After 8 months of integrating and using Strapi, things started to go south and it turned out, it wasn’t the right tool for Setu. With Strapi, came problems too, slowly.
1 - Learning curve#
Strapi’s admin UI was intuitive only for a few folks and it needed a steep learning curve for others to add pages, content, and components. Teams were not comfortable onboarding onto Strapi. Hence, the responsibility has fallen to a limited number of people and bus-factor for updating docs became extremely low.
2 - Lack of parallel editing#
On Strapi, we couldn't edit a page in parallel. This resulted in someone or the other losing their changes for that page. Teams had to co-ordinate on a deeper level to ensure there is no such occurrence.
3 - Design components#
As we have custom design components that are used in docs, adding them to Strapi via the editor presented a challenge as we need to format the component code every time in order to render them and this is a hassle on its own. Another reason for low bus-factor.
4 - Dependent deployments#
Lack of selectivity for collections to deploy. If I’m editing collection C1 and someone else is editing collection C2, for C1 to be deployed to production, C2 should also be production-ready or they need to stash their changes. If not, unreviewed C2 changes will end up in prod. This created a dependency across products to update documentation.
Goodbye Strapi, thanks for trying! ❤️
Phase 1#
Putting all the above problems into perspective, we needed something that was more flexible and which we have more control over. That’s Phase 1, introducing, Lightyear.

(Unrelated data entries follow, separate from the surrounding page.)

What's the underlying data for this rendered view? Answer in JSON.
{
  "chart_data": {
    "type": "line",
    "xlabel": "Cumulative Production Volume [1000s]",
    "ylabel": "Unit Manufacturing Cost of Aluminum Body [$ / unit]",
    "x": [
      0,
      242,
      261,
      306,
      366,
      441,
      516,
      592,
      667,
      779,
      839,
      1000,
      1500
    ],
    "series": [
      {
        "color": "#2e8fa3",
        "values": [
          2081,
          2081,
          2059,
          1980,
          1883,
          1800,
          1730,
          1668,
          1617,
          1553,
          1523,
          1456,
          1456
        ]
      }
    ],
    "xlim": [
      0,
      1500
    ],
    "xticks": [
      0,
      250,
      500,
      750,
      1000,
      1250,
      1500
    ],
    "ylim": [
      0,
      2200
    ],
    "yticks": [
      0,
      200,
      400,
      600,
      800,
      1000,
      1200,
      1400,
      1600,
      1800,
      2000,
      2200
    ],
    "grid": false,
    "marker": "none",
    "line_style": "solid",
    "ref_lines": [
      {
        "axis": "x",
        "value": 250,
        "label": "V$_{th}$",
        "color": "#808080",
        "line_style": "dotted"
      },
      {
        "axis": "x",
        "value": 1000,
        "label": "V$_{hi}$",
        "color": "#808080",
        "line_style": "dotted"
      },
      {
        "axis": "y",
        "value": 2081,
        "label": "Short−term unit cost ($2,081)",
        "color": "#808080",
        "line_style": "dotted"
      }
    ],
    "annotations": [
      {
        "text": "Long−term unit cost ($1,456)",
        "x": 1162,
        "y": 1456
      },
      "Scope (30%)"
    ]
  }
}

Lightyear is a Git-based flat-file CMS with content written in MDX and content files live inside the repo, making it easier to edit and track changes. This is built in-house at Setu.
Folder structure
As it is a flat-file CMS, the folder struture looks like a tree. Top-level root folder is divided into Categories. Each Category has multiple products. Each Product has multiple pages written in MDX.
Solves Design components
Being a MDX system, all we need to do is just import the design component into the file and it gets rendered. No hassle to format these components.
Solves Lack of parallel editing
Being a Git-based system, anyone can clone the repo, create a branch and edit asynchronously. At the end of the day, resolve merge conflicts when making it live.
Solves Dependent Deployments
As changes are happening asynchronously, deployments need not depend on other changes. Any change can be pushed to production at any time.
Trying to solve Learning curve
Git-based system comes with an assumption that people are familiar with Git, which is true for most of Setu but we want to leave no stone unturned. So, we’re trying to make people at Setu get familiar with Git, so they can use Lightyear for writing content. Hence, this is a WIP!
Admin Panel
Lightyear comes with an Admin Panel to upload and view images for docs, so we can use the URL in the content files. Images are uploaded to a GCP bucket.
With the introduction of Lightyear, we aim to setup a framework at Setu that can bring an orbital shift in the way we envision our documentation and onboard as many Setuzens as possible to contribute to Setu docs and improve the experience to write content.
What’s next?#
This is an ongoing process and we’ll be back with what happened in Phase 2 when it goes live.
There are definitely plans to make Lightyear open-source as dealing with CMS can be a common problem for lot of companies out there and if there is a chance to contribute, we would love to do that.